ECLI:NL:RBDHA:2025:8571
Rechtbank Den Haag
- Voorlopige voorziening
- Rechtspraak.nl
Afwijzing van een verzoek om voorlopige voorziening in het bestuursrecht met betrekking tot een plaatsingsbesluit van het COa
Op 6 maart 2025 heeft het Centraal Orgaan opvang asielzoekers (COa) besloten om de verzoeker, een Syrische nationaliteit hebbende man, per 5 maart 2025 in een Handhaving- en Toezichtlocatie (HTL) in Hoogeveen te plaatsen. Tegen dit plaatsingsbesluit heeft de verzoeker beroep ingesteld en verzocht om een voorlopige voorziening. Het beroep is geregistreerd onder zaaknummer AWB 25/7965, waarover bij een afzonderlijke uitspraak zal worden beslist. De rechtbank heeft het verzoek op 9 mei 2025 behandeld, waarbij zowel de verzoeker als zijn gemachtigde aanwezig waren, evenals de gemachtigde van het COa. Na sluiting van het onderzoek op de zitting heeft de rechtbank de zaak beoordeeld.
De voorzieningenrechter heeft in zijn beoordeling verwezen naar artikel 8:81, eerste lid, van de Algemene wet bestuursrecht, dat de mogelijkheid biedt om een voorlopige voorziening te treffen indien onverwijlde spoed dat eist.

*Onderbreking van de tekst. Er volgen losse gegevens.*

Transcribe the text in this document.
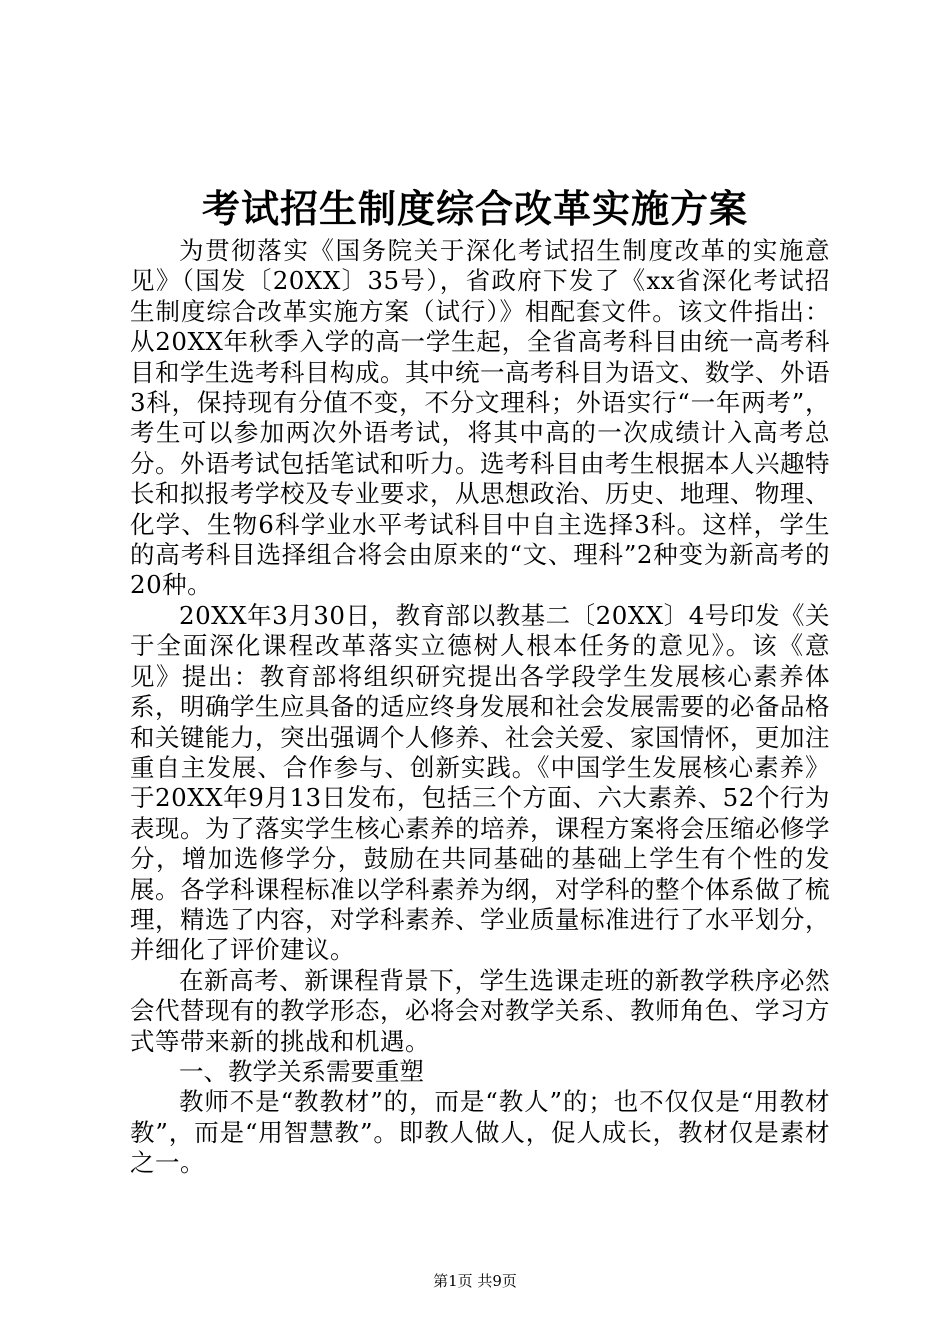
考试招生制度综合改革实施方案

为贯彻落实《国务院关于深化考试招生制度改革的实施意见》（国发〔20XX〕35号），省政府下发了《xx省深化考试招生制度综合改革实施方案（试行）》相配套文件。该文件指出：从20XX年秋季入学的高一学生起，全省高考科目由统一高考科目和学生选考科目构成。其中统一高考科目为语文、数学、外语3科，保持现有分值不变，不分文理科；外语实行“一年两考”，考生可以参加两次外语考试，将其中高的一次成绩计入高考总分。外语考试包括笔试和听力。选考科目由考生根据本人兴趣特长和拟报考学校及专业要求，从思想政治、历史、地理、物理、化学、生物6科学业水平考试科目中自主选择3科。这样，学生的高考科目选择组合将会由原来的“文、理科”2种变为新高考的20种。

20XX年3月30日，教育部以教基二〔20XX〕4号印发《关于全面深化课程改革落实立德树人根本任务的意见》。该《意见》提出：教育部将组织研究提出各学段学生发展核心素养体系，明确学生应具备的适应终身发展和社会发展需要的必备品格和关键能力，突出强调个人修养、社会关爱、家国情怀，更加注重自主发展、合作参与、创新实践。《中国学生发展核心素养》于20XX年9月13日发布，包括三个方面、六大素养、52个行为表现。为了落实学生核心素养的培养，课程方案将会压缩必修学分，增加选修学分，鼓励在共同基础的基础上学生有个性的发展。各学科课程标准以学科素养为纲，对学科的整个体系做了梳理，精选了内容，对学科素养、学业质量标准进行了水平划分，并细化了评价建议。

在新高考、新课程背景下，学生选课走班的新教学秩序必然会代替现有的教学形态，必将会对教学关系、教师角色、学习方式等带来新的挑战和机遇。

一、教学关系需要重塑

教师不是“教教材”的，而是“教人”的；也不仅仅是“用教材教”，而是“用智慧教”。即教人做人，促人成长，教材仅是素材之一。

第1页 共9页
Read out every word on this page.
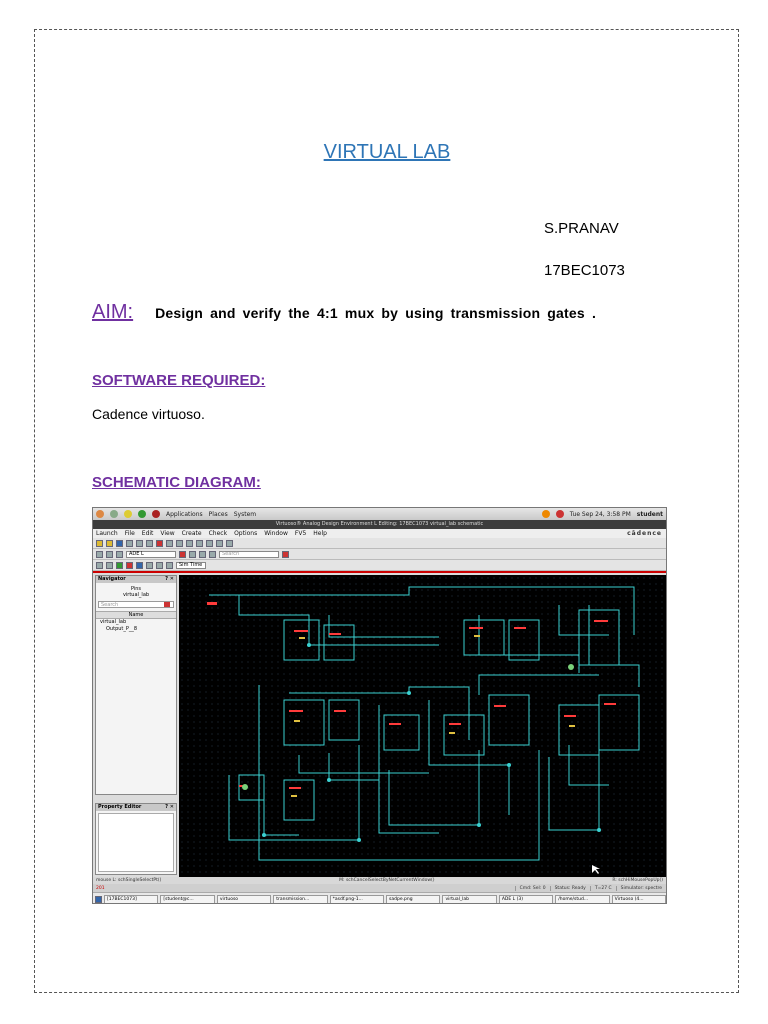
VIRTUAL LAB
S.PRANAV
17BEC1073
AIM: Design and verify the 4:1 mux by using transmission gates .
SOFTWARE REQUIRED:
Cadence virtuoso.
SCHEMATIC DIAGRAM:
Applications Places System	Tue Sep 24, 3:58 PM student
Virtuoso® Analog Design Environment L Editing: 17BEC1073 virtual_lab schematic
Launch File Edit View Create Check Options Window FV5 Help	cādence
ADE L	Search
Sim Time
Navigator	? ✕
Pins
virtual_lab
Search
Name
virtual_lab
Output_P__8
Property Editor	? ✕
mouse L: schSingleSelectPt()	M: schCancelSelectByNetCurrentWindow()	R: schHiMousePopUp()
201	Cmd: Sel: 0	Status: Ready	T=27 C	Simulator: spectre
[17BEC1073]	[student@c...	virtuoso	transmission...	*asdf.png-1...	sadpe.png	virtual_lab	ADE L (3)	/home/stud...	Virtuoso (4...
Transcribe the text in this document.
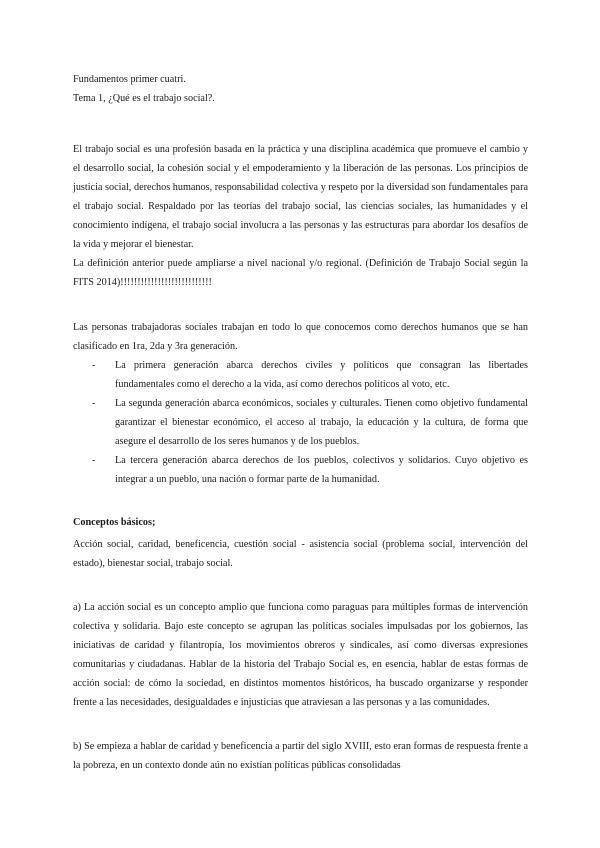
Fundamentos primer cuatri.

Tema 1, ¿Qué es el trabajo social?.

El trabajo social es una profesión basada en la práctica y una disciplina académica que promueve el cambio y el desarrollo social, la cohesión social y el empoderamiento y la liberación de las personas. Los principios de justicia social, derechos humanos, responsabilidad colectiva y respeto por la diversidad son fundamentales para el trabajo social. Respaldado por las teorías del trabajo social, las ciencias sociales, las humanidades y el conocimiento indígena, el trabajo social involucra a las personas y las estructuras para abordar los desafíos de la vida y mejorar el bienestar.

La definición anterior puede ampliarse a nivel nacional y/o regional. (Definición de Trabajo Social según la FITS 2014)!!!!!!!!!!!!!!!!!!!!!!!!!!!

Las personas trabajadoras sociales trabajan en todo lo que conocemos como derechos humanos que se han clasificado en 1ra, 2da y 3ra generación.

- La primera generación abarca derechos civiles y políticos que consagran las libertades fundamentales como el derecho a la vida, así como derechos políticos al voto, etc.
- La segunda generación abarca económicos, sociales y culturales. Tienen como objetivo fundamental garantizar el bienestar económico, el acceso al trabajo, la educación y la cultura, de forma que asegure el desarrollo de los seres humanos y de los pueblos.
- La tercera generación abarca derechos de los pueblos, colectivos y solidarios. Cuyo objetivo es integrar a un pueblo, una nación o formar parte de la humanidad.

Conceptos básicos;

Acción social, caridad, beneficencia, cuestión social - asistencia social (problema social, intervención del estado), bienestar social, trabajo social.

a) La acción social es un concepto amplio que funciona como paraguas para múltiples formas de intervención colectiva y solidaria. Bajo este concepto se agrupan las políticas sociales impulsadas por los gobiernos, las iniciativas de caridad y filantropía, los movimientos obreros y sindicales, así como diversas expresiones comunitarias y ciudadanas. Hablar de la historia del Trabajo Social es, en esencia, hablar de estas formas de acción social: de cómo la sociedad, en distintos momentos históricos, ha buscado organizarse y responder frente a las necesidades, desigualdades e injusticias que atraviesan a las personas y a las comunidades.

b) Se empieza a hablar de caridad y beneficencia a partir del siglo XVIII, esto eran formas de respuesta frente a la pobreza, en un contexto donde aún no existían políticas públicas consolidadas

Echter, bij uitspraak van dezelfde dag is het beroep met zaaknummer AWB 25/7965 ongegrond verklaard, waardoor de noodzaak voor een voorlopige voorziening is komen te vervallen. De voorzieningenrechter heeft het verzoek om voorlopige voorziening dan ook afgewezen. Er is geen aanleiding voor een proceskostenveroordeling. De uitspraak is gedaan door mr. F. Sijens, voorzieningenrechter, en is openbaar gemaakt op rechtspraak.nl. Een afschrift van de uitspraak is verzonden aan de betrokken partijen.